Acceptance by those in charge of physician credentialing may be necessary for Simbionix to really hit it big in terms of sales, Steiner said. Even greater success would come if the Simbionix devices were accepted as the benchmark that all simulators needed to reach after the credentialing organizations recognized them.

At the present time, Simbionix has the most simulators in operation worldwide, but it has competitors, including Immersion Medical of Gaithersburg, Md., and Mentice Corp. of Gothenburg, Sweden.

Barkay and partners Ran Bronstein and Edna Chosack, all Israelis, founded Simbionix in 1997 after working at Applitech, a company that manufactures and sells endoscopic cameras, in Holon, outside of Tel Aviv.
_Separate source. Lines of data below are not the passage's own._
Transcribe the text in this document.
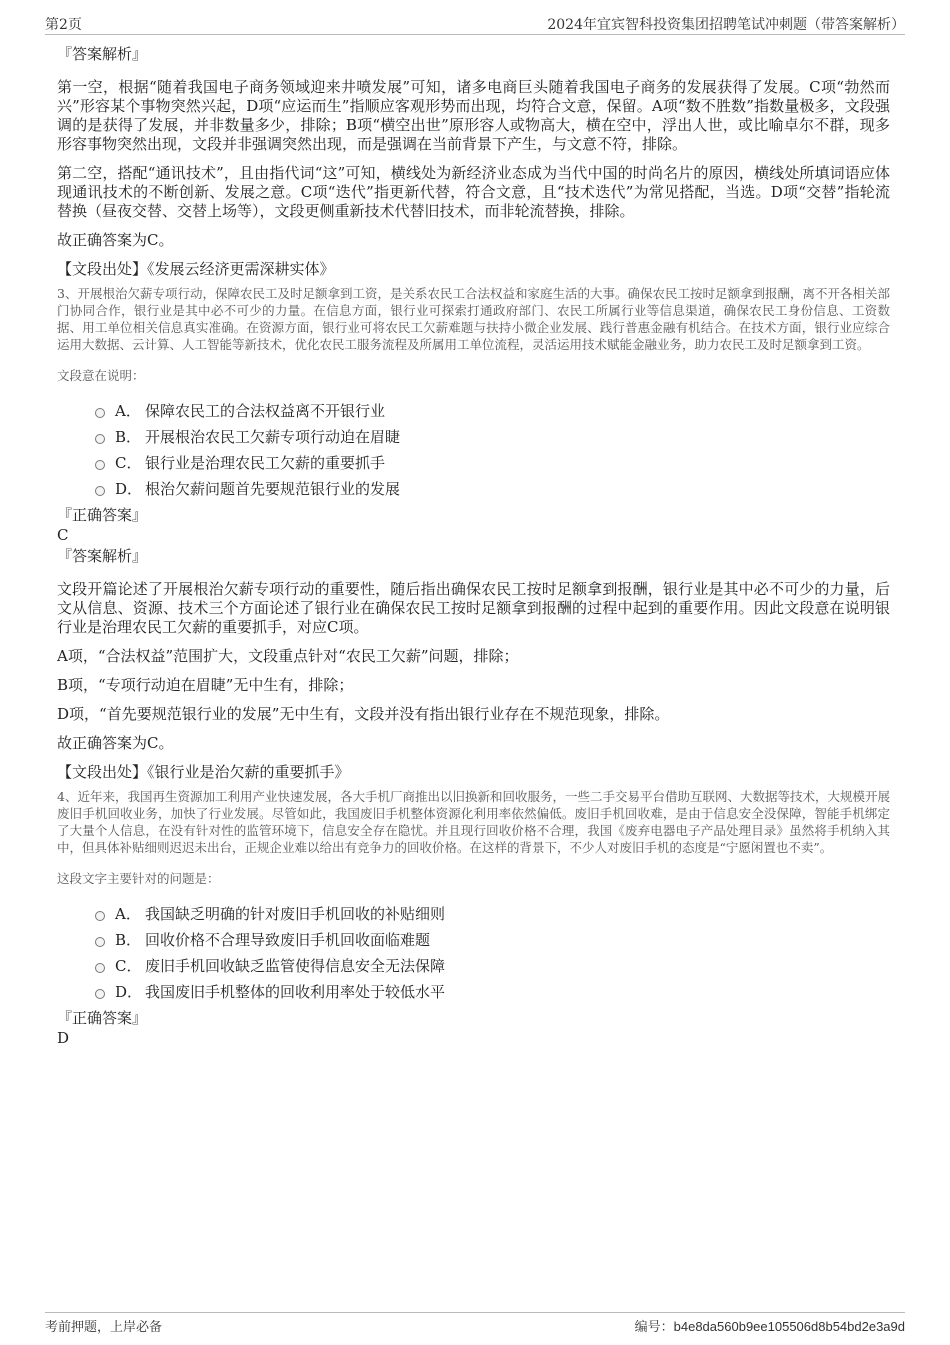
第2页	2024年宜宾智科投资集团招聘笔试冲刺题（带答案解析）
『答案解析』

第一空，根据“随着我国电子商务领域迎来井喷发展”可知，诸多电商巨头随着我国电子商务的发展获得了发展。C项“勃然而兴”形容某个事物突然兴起，D项“应运而生”指顺应客观形势而出现，均符合文意，保留。A项“数不胜数”指数量极多，文段强调的是获得了发展，并非数量多少，排除；B项“横空出世”原形容人或物高大，横在空中，浮出人世，或比喻卓尔不群，现多形容事物突然出现，文段并非强调突然出现，而是强调在当前背景下产生，与文意不符，排除。

第二空，搭配“通讯技术”，且由指代词“这”可知，横线处为新经济业态成为当代中国的时尚名片的原因，横线处所填词语应体现通讯技术的不断创新、发展之意。C项“迭代”指更新代替，符合文意，且“技术迭代”为常见搭配，当选。D项“交替”指轮流替换（昼夜交替、交替上场等），文段更侧重新技术代替旧技术，而非轮流替换，排除。

故正确答案为C。

【文段出处】《发展云经济更需深耕实体》

3、开展根治欠薪专项行动，保障农民工及时足额拿到工资，是关系农民工合法权益和家庭生活的大事。确保农民工按时足额拿到报酬，离不开各相关部门协同合作，银行业是其中必不可少的力量。在信息方面，银行业可探索打通政府部门、农民工所属行业等信息渠道，确保农民工身份信息、工资数据、用工单位相关信息真实准确。在资源方面，银行业可将农民工欠薪难题与扶持小微企业发展、践行普惠金融有机结合。在技术方面，银行业应综合运用大数据、云计算、人工智能等新技术，优化农民工服务流程及所属用工单位流程，灵活运用技术赋能金融业务，助力农民工及时足额拿到工资。

文段意在说明：

A． 保障农民工的合法权益离不开银行业
B． 开展根治农民工欠薪专项行动迫在眉睫
C． 银行业是治理农民工欠薪的重要抓手
D． 根治欠薪问题首先要规范银行业的发展
『正确答案』
C
『答案解析』

文段开篇论述了开展根治欠薪专项行动的重要性，随后指出确保农民工按时足额拿到报酬，银行业是其中必不可少的力量，后文从信息、资源、技术三个方面论述了银行业在确保农民工按时足额拿到报酬的过程中起到的重要作用。因此文段意在说明银行业是治理农民工欠薪的重要抓手，对应C项。

A项，“合法权益”范围扩大，文段重点针对“农民工欠薪”问题，排除；

B项，“专项行动迫在眉睫”无中生有，排除；

D项，“首先要规范银行业的发展”无中生有，文段并没有指出银行业存在不规范现象，排除。

故正确答案为C。

【文段出处】《银行业是治欠薪的重要抓手》

4、近年来，我国再生资源加工利用产业快速发展，各大手机厂商推出以旧换新和回收服务，一些二手交易平台借助互联网、大数据等技术，大规模开展废旧手机回收业务，加快了行业发展。尽管如此，我国废旧手机整体资源化利用率依然偏低。废旧手机回收难，是由于信息安全没保障，智能手机绑定了大量个人信息，在没有针对性的监管环境下，信息安全存在隐忧。并且现行回收价格不合理，我国《废弃电器电子产品处理目录》虽然将手机纳入其中，但具体补贴细则迟迟未出台，正规企业难以给出有竞争力的回收价格。在这样的背景下，不少人对废旧手机的态度是“宁愿闲置也不卖”。

这段文字主要针对的问题是：

A． 我国缺乏明确的针对废旧手机回收的补贴细则
B． 回收价格不合理导致废旧手机回收面临难题
C． 废旧手机回收缺乏监管使得信息安全无法保障
D． 我国废旧手机整体的回收利用率处于较低水平
『正确答案』
D
考前押题，上岸必备	编号：b4e8da560b9ee105506d8b54bd2e3a9d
“We asked people we were working with what they thought of the idea (of simulators) and we determined there was a very strong need and then the question became how and where to do it,” said Barkay, who immigrated to Israel from France with his parents when he was 11. “Israel has a real advantage with a high-level, high-profile group of software engineers and mathematicians and a well-proven incubator system.”

Simbionix has received startup financing from Koor VC, a subsidiary of Tel Aviv-based Koor Industries and more recently received $1 million in funding from Cook Inc., a private holding company in Bloomington, Ind.

The GI-Mentor, for the gastro-intestinal tract, sells for between $30,000 and $50,000 depending upon the software. Simbionix will launch its second product, which simulates examinations and surgery of the urinary tract, in June 2002. A third product, to be known as the LAP-Mentor, will do the same for laparoscopy, the difficult technique of performing surgery using probes inserted through small, minimally invasive incisions in the body. Making small incisions rather than large ones minimizes recovery time, complications, and length of hospital stays following surgery.